In her expert opinion the easiest Christmas songs to pick are Last Christmas, It's Beginning To Look A Lot Like Christmas, Have Yourself A Merry Little Christmas and Feliz Navidad because those songs do not contain much variation or vocal acrobatics so as long as you start in the right key, you should be fine to stumble your way through them and not have people talking about your performance until next August.
So which ones should be avoided like a patch of yellow snow?

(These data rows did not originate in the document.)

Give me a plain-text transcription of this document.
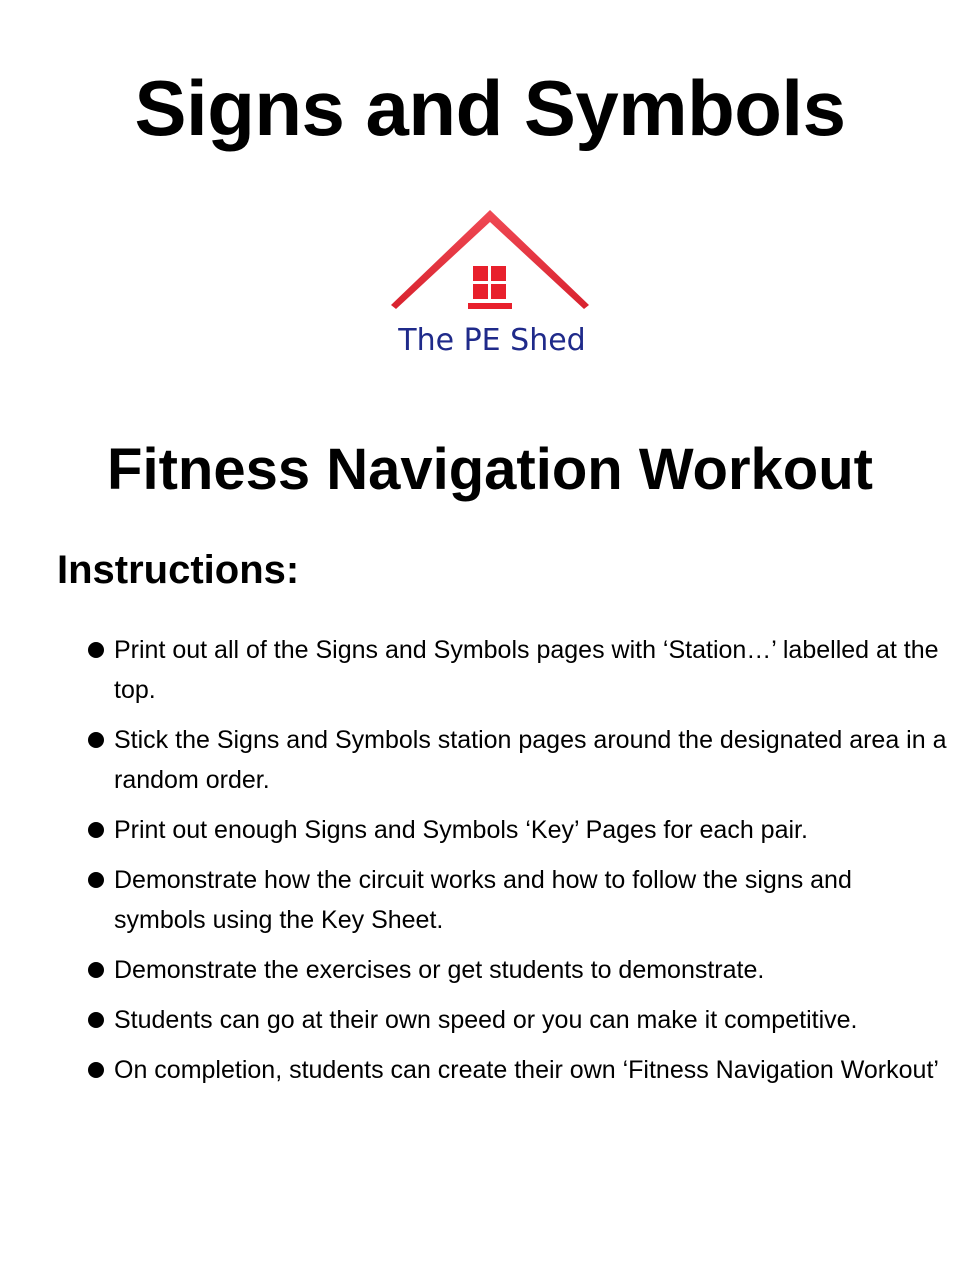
Signs and Symbols
The PE Shed
Fitness Navigation Workout
Instructions:
Print out all of the Signs and Symbols pages with ‘Station…’ labelled at the top.
Stick the Signs and Symbols station pages around the designated area in a random order.
Print out enough Signs and Symbols ‘Key’ Pages for each pair.
Demonstrate how the circuit works and how to follow the signs and symbols using the Key Sheet.
Demonstrate the exercises or get students to demonstrate.
Students can go at their own speed or you can make it competitive.
On completion, students can create their own ‘Fitness Navigation Workout’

Her top five that nobody who hasn't been trained should attempt are firstly 'Silent Night' because this song has much dipping between a low and high register and often within the same short phrase and without much space to pause for breath.
'Carol of the Bells' is performed in a minor key and needs at least two people who have to be perfectly timed with all that melodic chanting offset by foreboding notes and vocal imitations of bells so that should be a firm no regardless of how much Jägermeister you have drunk.
Next one up is 'Angels We Have Heard on High' as it  has one of the most technically demanding choruses of all the Christmas songs with the repeated 'Gloria in excelsis Deo' lyric having to be sustained over a long sequence of fluctuating notes which is merciless on the lungs unless you can breathe like a professional singer, which you can't so stay away from it.
'O Holy Night' is a beautiful song but a real test for anyone's vocal range with both lows and low lows, highs and high highs, octave jumps and sustaining notes as well as conveying emotion so definitely the one most likely to have you pulling a muscle.
Also on the list and the one to be absolutely fenced off is 'All I Want for Christmas Is You' which our friend says should come with a Health Warning to karaoke singers with it's soaring high notes and switches across the whole of Mariah Carey's full five octaves which is one more than most female singers are capable of which is why nobody but Mariah should even consider attempting it, and even most professional singers don't so you tanked up in a pub after warming up by singing in the shower because you are not going to do anything but suck at it.
She then gave a short burst of Silent Night which really did make Tiddles cry and i replied with a short burst of Glor....or.....or....or.....or....oria, which made her cry.